Julia se ha subido a fumar en la barra de un pub, y ahí está, mientras ve desde arriba

el (escaso) mundo del local vacío, mientras mira el dentro, el detrás de la barra donde

están primorosamente ordenados los botellines, las botellas, las servilletas, los ceniceros.

Se dice que el mundo no se mueve por la realidad, sino por la percepción de la realidad,

que es lo que Julia está modificando desde la perspectiva aerovisual, además del hecho

más rotundo y grosero de andar físicamente sobre la barra, con los pies y los zapatos,

como si anduviera por las pasarelas de la vida, por esos runway que las mujeres como

ella descubren –y utilizan- en (casi) cualquier lugar.

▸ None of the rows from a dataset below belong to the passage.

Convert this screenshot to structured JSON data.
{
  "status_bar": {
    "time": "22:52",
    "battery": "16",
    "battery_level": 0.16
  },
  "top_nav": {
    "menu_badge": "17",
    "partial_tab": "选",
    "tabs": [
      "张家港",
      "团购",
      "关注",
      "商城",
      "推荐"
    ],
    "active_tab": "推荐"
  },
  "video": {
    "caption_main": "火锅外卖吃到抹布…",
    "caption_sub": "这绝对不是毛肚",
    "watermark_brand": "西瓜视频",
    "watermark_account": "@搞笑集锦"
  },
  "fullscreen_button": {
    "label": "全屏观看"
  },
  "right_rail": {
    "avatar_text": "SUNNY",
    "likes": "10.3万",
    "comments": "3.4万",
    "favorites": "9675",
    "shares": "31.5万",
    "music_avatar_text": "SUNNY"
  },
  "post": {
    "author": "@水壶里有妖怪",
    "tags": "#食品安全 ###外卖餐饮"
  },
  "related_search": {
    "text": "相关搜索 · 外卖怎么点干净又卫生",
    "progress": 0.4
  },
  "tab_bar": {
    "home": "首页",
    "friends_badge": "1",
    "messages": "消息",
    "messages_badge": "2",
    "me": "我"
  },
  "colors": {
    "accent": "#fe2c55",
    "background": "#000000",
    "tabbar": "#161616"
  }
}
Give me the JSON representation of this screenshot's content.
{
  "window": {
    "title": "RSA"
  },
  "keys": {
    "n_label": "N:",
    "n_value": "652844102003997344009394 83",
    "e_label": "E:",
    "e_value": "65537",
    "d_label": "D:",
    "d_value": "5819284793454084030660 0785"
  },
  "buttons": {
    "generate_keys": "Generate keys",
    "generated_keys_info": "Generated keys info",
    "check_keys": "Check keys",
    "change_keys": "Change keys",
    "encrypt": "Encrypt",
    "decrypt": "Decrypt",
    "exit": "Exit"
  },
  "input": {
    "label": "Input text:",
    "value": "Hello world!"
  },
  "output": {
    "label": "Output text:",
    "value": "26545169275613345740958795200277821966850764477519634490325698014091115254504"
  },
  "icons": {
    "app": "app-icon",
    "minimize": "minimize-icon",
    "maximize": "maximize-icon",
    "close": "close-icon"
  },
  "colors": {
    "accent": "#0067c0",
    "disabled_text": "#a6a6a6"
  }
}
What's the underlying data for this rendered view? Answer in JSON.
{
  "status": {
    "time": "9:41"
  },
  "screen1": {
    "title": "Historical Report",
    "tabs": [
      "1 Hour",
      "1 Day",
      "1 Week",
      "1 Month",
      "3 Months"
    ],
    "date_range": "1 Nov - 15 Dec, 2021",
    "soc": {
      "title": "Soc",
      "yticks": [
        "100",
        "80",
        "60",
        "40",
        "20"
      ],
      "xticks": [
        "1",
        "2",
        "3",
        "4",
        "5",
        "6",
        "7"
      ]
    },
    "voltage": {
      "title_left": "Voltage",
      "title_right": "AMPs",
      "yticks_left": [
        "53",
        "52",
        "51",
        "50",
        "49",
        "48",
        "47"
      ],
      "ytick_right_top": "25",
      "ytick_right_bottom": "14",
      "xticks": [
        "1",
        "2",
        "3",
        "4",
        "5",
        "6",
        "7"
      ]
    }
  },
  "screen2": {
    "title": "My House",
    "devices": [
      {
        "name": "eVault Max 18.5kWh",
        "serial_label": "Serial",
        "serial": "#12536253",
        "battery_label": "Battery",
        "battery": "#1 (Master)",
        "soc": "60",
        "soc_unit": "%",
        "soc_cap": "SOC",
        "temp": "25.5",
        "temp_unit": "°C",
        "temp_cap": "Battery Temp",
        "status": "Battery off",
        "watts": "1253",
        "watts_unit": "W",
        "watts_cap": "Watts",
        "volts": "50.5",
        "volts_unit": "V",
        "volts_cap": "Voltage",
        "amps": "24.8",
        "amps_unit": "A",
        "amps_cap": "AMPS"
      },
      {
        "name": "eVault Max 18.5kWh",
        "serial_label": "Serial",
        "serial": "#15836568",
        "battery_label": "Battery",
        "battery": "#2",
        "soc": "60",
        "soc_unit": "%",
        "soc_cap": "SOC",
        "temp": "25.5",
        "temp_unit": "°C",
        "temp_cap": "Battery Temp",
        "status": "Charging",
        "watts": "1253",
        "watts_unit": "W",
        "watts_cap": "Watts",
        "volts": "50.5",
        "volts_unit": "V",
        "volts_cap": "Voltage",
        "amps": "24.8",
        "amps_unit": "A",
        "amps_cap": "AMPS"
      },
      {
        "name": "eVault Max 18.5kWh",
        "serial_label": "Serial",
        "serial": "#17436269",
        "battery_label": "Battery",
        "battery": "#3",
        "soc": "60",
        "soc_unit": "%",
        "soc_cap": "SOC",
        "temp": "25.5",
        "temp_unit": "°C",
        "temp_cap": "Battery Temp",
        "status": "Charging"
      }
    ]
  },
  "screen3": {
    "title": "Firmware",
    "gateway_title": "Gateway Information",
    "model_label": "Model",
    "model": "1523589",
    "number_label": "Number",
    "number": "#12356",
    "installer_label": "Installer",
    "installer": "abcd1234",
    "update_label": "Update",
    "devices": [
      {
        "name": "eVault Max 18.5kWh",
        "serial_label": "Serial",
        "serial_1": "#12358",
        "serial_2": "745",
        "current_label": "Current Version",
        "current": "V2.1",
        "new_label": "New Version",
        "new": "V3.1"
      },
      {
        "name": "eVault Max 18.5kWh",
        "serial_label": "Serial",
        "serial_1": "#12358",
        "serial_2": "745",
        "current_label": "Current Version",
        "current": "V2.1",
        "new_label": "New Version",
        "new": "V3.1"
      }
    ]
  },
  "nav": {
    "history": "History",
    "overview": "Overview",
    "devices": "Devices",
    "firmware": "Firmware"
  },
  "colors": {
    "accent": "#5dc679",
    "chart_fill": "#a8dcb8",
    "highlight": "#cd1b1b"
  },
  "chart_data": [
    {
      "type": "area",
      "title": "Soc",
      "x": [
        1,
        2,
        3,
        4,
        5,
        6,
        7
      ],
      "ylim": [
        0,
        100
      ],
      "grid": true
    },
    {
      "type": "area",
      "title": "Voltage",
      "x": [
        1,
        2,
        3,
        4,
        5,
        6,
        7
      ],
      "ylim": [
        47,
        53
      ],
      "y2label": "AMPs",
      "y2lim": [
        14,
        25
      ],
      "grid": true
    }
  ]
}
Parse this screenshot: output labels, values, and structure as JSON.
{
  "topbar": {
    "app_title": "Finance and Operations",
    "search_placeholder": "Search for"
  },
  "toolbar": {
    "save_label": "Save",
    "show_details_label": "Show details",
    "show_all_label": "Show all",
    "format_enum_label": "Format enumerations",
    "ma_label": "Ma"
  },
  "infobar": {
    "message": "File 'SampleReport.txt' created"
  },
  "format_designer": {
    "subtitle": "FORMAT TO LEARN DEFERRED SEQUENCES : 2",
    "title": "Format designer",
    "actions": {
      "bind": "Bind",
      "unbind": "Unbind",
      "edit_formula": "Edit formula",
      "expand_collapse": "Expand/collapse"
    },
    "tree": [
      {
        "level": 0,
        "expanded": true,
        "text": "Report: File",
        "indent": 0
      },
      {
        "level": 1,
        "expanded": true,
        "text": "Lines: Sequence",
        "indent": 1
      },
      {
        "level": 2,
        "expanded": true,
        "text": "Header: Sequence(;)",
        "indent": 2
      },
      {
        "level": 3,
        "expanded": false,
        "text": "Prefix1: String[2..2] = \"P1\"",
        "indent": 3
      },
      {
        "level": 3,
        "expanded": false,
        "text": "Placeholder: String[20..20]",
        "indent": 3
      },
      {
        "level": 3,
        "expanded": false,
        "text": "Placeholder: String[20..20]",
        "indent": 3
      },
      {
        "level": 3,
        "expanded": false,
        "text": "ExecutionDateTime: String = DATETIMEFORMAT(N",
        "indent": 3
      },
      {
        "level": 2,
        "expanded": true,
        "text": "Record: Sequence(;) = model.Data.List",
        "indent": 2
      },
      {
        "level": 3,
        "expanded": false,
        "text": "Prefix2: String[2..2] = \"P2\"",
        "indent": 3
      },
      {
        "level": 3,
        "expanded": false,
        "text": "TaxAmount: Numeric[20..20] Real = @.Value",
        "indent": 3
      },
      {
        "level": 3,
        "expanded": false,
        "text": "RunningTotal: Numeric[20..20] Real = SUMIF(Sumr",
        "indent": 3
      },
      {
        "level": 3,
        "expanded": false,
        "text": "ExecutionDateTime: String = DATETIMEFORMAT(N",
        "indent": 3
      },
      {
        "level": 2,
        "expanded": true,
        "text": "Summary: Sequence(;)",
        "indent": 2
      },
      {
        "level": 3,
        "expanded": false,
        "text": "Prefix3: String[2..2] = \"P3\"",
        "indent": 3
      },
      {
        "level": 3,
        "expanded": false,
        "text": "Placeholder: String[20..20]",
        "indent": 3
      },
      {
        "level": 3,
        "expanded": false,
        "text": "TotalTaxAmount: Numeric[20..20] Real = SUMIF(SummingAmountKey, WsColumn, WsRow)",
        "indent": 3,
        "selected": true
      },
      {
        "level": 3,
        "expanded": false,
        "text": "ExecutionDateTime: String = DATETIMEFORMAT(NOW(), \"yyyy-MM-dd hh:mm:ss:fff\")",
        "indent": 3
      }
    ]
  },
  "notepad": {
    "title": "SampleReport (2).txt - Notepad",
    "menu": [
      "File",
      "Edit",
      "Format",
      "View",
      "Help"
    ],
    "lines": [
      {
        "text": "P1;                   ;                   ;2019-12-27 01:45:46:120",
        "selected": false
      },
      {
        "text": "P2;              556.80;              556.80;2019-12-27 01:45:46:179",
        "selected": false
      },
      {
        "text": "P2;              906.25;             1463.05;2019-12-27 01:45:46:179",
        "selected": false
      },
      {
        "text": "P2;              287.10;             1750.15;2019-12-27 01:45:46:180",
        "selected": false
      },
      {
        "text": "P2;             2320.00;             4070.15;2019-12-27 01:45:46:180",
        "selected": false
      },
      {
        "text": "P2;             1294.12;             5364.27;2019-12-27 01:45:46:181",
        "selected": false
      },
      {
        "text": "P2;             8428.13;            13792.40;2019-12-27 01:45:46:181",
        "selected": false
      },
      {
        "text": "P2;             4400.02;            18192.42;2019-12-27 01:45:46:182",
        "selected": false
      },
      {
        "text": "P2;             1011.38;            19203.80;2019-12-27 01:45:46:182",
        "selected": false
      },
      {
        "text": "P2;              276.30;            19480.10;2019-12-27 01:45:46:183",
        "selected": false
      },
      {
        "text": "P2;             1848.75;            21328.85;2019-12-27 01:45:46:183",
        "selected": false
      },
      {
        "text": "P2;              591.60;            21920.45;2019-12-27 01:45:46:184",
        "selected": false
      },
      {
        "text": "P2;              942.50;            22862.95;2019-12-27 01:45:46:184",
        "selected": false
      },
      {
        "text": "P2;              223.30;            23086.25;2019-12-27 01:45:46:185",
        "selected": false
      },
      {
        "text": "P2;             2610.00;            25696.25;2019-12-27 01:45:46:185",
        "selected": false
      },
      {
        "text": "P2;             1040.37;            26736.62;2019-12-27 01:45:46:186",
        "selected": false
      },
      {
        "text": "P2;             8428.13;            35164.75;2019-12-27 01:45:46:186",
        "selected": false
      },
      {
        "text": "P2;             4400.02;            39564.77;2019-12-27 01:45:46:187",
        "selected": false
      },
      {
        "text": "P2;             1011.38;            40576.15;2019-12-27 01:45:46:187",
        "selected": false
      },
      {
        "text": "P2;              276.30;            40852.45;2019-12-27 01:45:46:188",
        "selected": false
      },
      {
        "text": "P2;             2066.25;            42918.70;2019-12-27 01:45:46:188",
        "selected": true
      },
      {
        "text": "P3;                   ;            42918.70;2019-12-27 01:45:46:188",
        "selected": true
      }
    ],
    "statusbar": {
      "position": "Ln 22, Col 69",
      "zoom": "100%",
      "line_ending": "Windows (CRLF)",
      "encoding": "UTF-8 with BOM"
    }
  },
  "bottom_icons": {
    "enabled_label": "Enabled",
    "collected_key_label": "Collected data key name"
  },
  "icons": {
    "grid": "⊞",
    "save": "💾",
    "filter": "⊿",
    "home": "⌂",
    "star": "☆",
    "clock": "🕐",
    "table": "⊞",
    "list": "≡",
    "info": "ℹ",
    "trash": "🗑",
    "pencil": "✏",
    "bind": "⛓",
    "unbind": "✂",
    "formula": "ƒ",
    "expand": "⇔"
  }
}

Quizá desde arriba oye, escucha más o mejor el canto subjuntivo de los objetos, la enorme

tristeza de un lugar alfombrado, afelpado, tapizado, amortiguado, suavizado, donde los

limones se mueren de penumbra más que de rodajas.

En sustancia y símbolo, Julia está andando entre las cabezas de los clientes, entre las manos

y las copas, con los tobillos y las pantorrillas a la altura de los ojos, en un dulce y hermoso

maltrato erótico y fetichista, o más bien sólo anticonvencional, depende.